Back in February, AMD updated its blog with news that TressFX treats each strand of hair as a chain with dozens of links, permitting for forces like gravity, wind and movement of the head to move and curl Lara's hair in a realistic fashion in Tomb Raider, which was released earlier this year. The blog also said that collision detection is performed to ensure that strands do not pass through one another, or other solid surfaces such as Lara's head, clothing and body. Hair styles, according to the blog, are simulated by gradually pulling the strands back towards their original shape after they have moved in response to an external force.

Bilodeau explained that raw vertex data starts on the CPU memory, is copied over to the GPU and then stored into the UAV, thus when doing the physics simulation, all that data on the GPU is available to use. The first step is to do integration (calculating movement and reaction to gravity) and global shape constraints (maintaining hairstyle), then local shape constraints, which calculates the finer aspects like curliness or straightness of the hair, then length constraints, meaning calculations that keep the hair vertices and overall strands from lengthening or shortening improperly; the force of wind is also calculated in this step. Finally, there's collision, the final step.

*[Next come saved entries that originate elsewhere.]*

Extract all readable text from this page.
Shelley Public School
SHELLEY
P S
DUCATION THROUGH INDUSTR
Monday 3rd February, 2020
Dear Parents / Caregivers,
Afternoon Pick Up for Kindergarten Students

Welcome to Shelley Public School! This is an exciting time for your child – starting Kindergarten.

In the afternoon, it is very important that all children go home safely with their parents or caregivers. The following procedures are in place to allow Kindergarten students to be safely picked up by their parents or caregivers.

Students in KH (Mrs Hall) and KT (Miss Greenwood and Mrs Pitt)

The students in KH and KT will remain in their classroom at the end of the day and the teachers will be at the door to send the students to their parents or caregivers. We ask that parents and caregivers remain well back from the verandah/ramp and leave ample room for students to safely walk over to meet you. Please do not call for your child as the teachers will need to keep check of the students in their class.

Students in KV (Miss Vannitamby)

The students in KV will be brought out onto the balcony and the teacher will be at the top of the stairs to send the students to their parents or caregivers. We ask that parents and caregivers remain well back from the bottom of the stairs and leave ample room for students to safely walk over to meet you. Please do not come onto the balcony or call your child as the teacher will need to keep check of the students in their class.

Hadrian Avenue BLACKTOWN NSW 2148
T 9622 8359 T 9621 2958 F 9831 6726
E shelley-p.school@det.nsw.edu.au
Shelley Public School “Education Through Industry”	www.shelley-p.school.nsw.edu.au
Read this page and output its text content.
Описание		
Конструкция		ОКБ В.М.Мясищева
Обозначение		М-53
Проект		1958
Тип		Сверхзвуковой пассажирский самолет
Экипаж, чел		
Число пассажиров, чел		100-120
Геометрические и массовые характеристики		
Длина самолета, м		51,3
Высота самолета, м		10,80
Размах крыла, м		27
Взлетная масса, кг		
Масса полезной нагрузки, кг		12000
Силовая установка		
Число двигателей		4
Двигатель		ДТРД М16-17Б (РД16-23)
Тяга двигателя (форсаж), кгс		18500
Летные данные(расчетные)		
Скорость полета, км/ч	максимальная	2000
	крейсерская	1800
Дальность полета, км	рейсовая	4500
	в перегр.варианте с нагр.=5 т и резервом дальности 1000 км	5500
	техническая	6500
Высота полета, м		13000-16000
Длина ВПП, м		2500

"All this stuff gets calculated and put back into the UAV," he said. "And then the next stage is rendering, so for our hair rendering, we just get it from that same place. So the great thing is this vertex data only needs to be copied over once the entire life of the program. So that slow connection between the CPU and GPU going over the PCI bus that you usually associate with physics is not a problem anymore because all of this is moved over to the GPU. And then we can use that data later for rendering so it stays on the GPU. This isn't done once per frame so it's really one of the good ways of doing physics.”

In a nutshell, DirectCompute gives developers access to tons of parallelism with the high-performance GPUs. The results that devs have computed with DirectCompute can later be used in the graphics pipeline. DirectCompute also has good interoperability, he said. There are existing algorithms that can be used in games such as air physics, which can be accessed from AMD directly here.